High Latitude Climate

Recent warming throughout the Arctic has resulted in significant decreases in sea ice extent, thickness and duration (Fig. A) leading to warmer land temperatures that further facilitate permafrost melting. The combined loss of sea ice and permafrost are likely causing increased erosion and sediment delivery to the coast that will have long-term impacts on coastal geomorphology and estuarine ecosystems. Determining the character and magnitude of warming induced changes to Arctic coastal environments is critically important given that they are vital spawning and nursery grounds for fish harvested offshore, and nearshore fisheries that sustain coastal communities. The Alaskan Bering Sea coast supports some of the highest concentrations of indigenous populations with a subsistence lifestyle dependent on the high productivity of the coastal habitats. However, we lack a fundamental understanding of how sea ice and permafrost variability influences coastal landforms that play an essential role in controlling estuarine processes, like protective barriers and bay-head deltas.

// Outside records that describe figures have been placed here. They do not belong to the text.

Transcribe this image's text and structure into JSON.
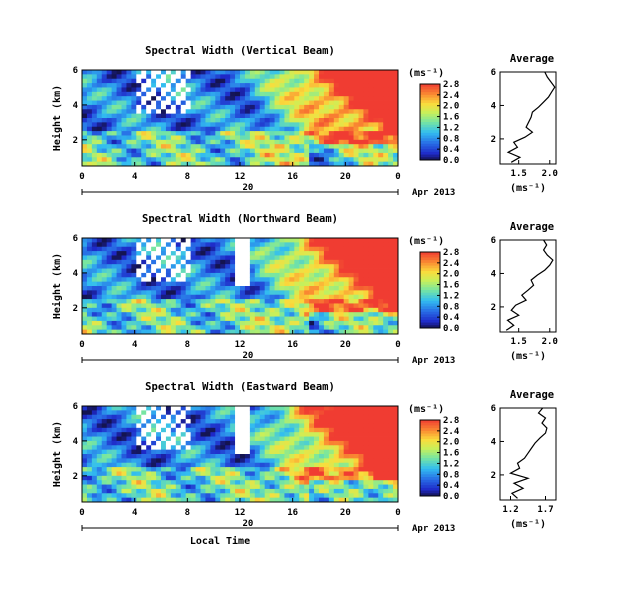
{
  "figure": {
    "date_label": "Apr 2013",
    "bottom_xlabel": "Local Time",
    "ylabel": "Height (km)",
    "colorbar_unit": "(ms⁻¹)",
    "avg_title": "Average",
    "avg_xlabel": "(ms⁻¹)"
  },
  "chart_data": [
    {
      "type": "heatmap",
      "title": "Spectral Width (Vertical Beam)",
      "xlabel": "",
      "ylabel": "Height (km)",
      "x_ticks": [
        "0",
        "4",
        "8",
        "12",
        "16",
        "20",
        "0"
      ],
      "y_ticks": [
        "2",
        "4",
        "6"
      ],
      "date_ticks": [
        "20"
      ],
      "xlim_hours": [
        0,
        24
      ],
      "ylim_km": [
        0.5,
        6
      ],
      "colorbar": {
        "unit": "(ms⁻¹)",
        "ticks": [
          "0.0",
          "0.4",
          "0.8",
          "1.2",
          "1.6",
          "2.0",
          "2.4",
          "2.8"
        ],
        "range": [
          0,
          2.8
        ]
      },
      "average_profile": {
        "title": "Average",
        "xlabel": "(ms⁻¹)",
        "x_ticks": [
          "1.5",
          "2.0"
        ],
        "xlim": [
          1.2,
          2.1
        ],
        "y_ticks": [
          "2",
          "4",
          "6"
        ],
        "height_km": [
          0.6,
          0.9,
          1.2,
          1.5,
          1.8,
          2.1,
          2.4,
          2.7,
          3.0,
          3.3,
          3.6,
          3.9,
          4.2,
          4.5,
          4.8,
          5.1,
          5.4,
          5.7,
          6.0
        ],
        "values": [
          1.38,
          1.52,
          1.33,
          1.48,
          1.42,
          1.6,
          1.72,
          1.62,
          1.66,
          1.7,
          1.72,
          1.82,
          1.9,
          1.98,
          2.03,
          2.08,
          2.02,
          1.96,
          1.92
        ]
      }
    },
    {
      "type": "heatmap",
      "title": "Spectral Width (Northward Beam)",
      "xlabel": "",
      "ylabel": "Height (km)",
      "x_ticks": [
        "0",
        "4",
        "8",
        "12",
        "16",
        "20",
        "0"
      ],
      "y_ticks": [
        "2",
        "4",
        "6"
      ],
      "date_ticks": [
        "20"
      ],
      "xlim_hours": [
        0,
        24
      ],
      "ylim_km": [
        0.5,
        6
      ],
      "colorbar": {
        "unit": "(ms⁻¹)",
        "ticks": [
          "0.0",
          "0.4",
          "0.8",
          "1.2",
          "1.6",
          "2.0",
          "2.4",
          "2.8"
        ],
        "range": [
          0,
          2.8
        ]
      },
      "average_profile": {
        "title": "Average",
        "xlabel": "(ms⁻¹)",
        "x_ticks": [
          "1.5",
          "2.0"
        ],
        "xlim": [
          1.2,
          2.1
        ],
        "y_ticks": [
          "2",
          "4",
          "6"
        ],
        "height_km": [
          0.6,
          0.9,
          1.2,
          1.5,
          1.8,
          2.1,
          2.4,
          2.7,
          3.0,
          3.3,
          3.6,
          3.9,
          4.2,
          4.5,
          4.8,
          5.1,
          5.4,
          5.7,
          6.0
        ],
        "values": [
          1.3,
          1.42,
          1.32,
          1.5,
          1.38,
          1.45,
          1.62,
          1.55,
          1.65,
          1.74,
          1.7,
          1.8,
          1.92,
          2.0,
          2.05,
          1.96,
          1.9,
          1.95,
          1.9
        ]
      }
    },
    {
      "type": "heatmap",
      "title": "Spectral Width (Eastward Beam)",
      "xlabel": "Local Time",
      "ylabel": "Height (km)",
      "x_ticks": [
        "0",
        "4",
        "8",
        "12",
        "16",
        "20",
        "0"
      ],
      "y_ticks": [
        "2",
        "4",
        "6"
      ],
      "date_ticks": [
        "20"
      ],
      "xlim_hours": [
        0,
        24
      ],
      "ylim_km": [
        0.5,
        6
      ],
      "colorbar": {
        "unit": "(ms⁻¹)",
        "ticks": [
          "0.0",
          "0.4",
          "0.8",
          "1.2",
          "1.6",
          "2.0",
          "2.4",
          "2.8"
        ],
        "range": [
          0,
          2.8
        ]
      },
      "average_profile": {
        "title": "Average",
        "xlabel": "(ms⁻¹)",
        "x_ticks": [
          "1.2",
          "1.7"
        ],
        "xlim": [
          1.05,
          1.85
        ],
        "y_ticks": [
          "2",
          "4",
          "6"
        ],
        "height_km": [
          0.6,
          0.9,
          1.2,
          1.5,
          1.8,
          2.1,
          2.4,
          2.7,
          3.0,
          3.3,
          3.6,
          3.9,
          4.2,
          4.5,
          4.8,
          5.1,
          5.4,
          5.7,
          6.0
        ],
        "values": [
          1.3,
          1.22,
          1.38,
          1.25,
          1.45,
          1.2,
          1.33,
          1.3,
          1.4,
          1.45,
          1.5,
          1.55,
          1.62,
          1.7,
          1.72,
          1.65,
          1.7,
          1.6,
          1.66
        ]
      }
    }
  ]
}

The key question driving our research here is: How will Arctic coastal landforms and estuaries change as a result of potentially dramatic reductions in sea ice and permafrost? In order to address this question we must examine past coastal responses to climate variability by using detailed paleoenvironmental and paleoclimatic reconstructions that span the last 5000 years. Further, we apply both geomorphic and climate models to help interpret the paleo-data and project potential future changes to coastal systems under a variety of climate scenarios.

High Latitude Figure

a) Total maximum (green) and minimum (blue) ice extent from 1870 to 2003 with thick lines highlighting low-frequency trends. Vertical dashed lines highlight fundamental changes in the data: 1870-1952 (low resolution data); 1953-1971 (general hemispheric observations); and 1972-2003 (satellite period) (from Kinnard et al., 2008). b) Simulated time series of global permafrost area, grey shading refers to the ensemble spread (from Lawrence and Slater, 2005). c) The probability of ice edge occurrence for (A) maximum and (B) minimum ice extent from 1870-2003. Grey areas define 100% chance of ice present (from Kinnard et al., 2008).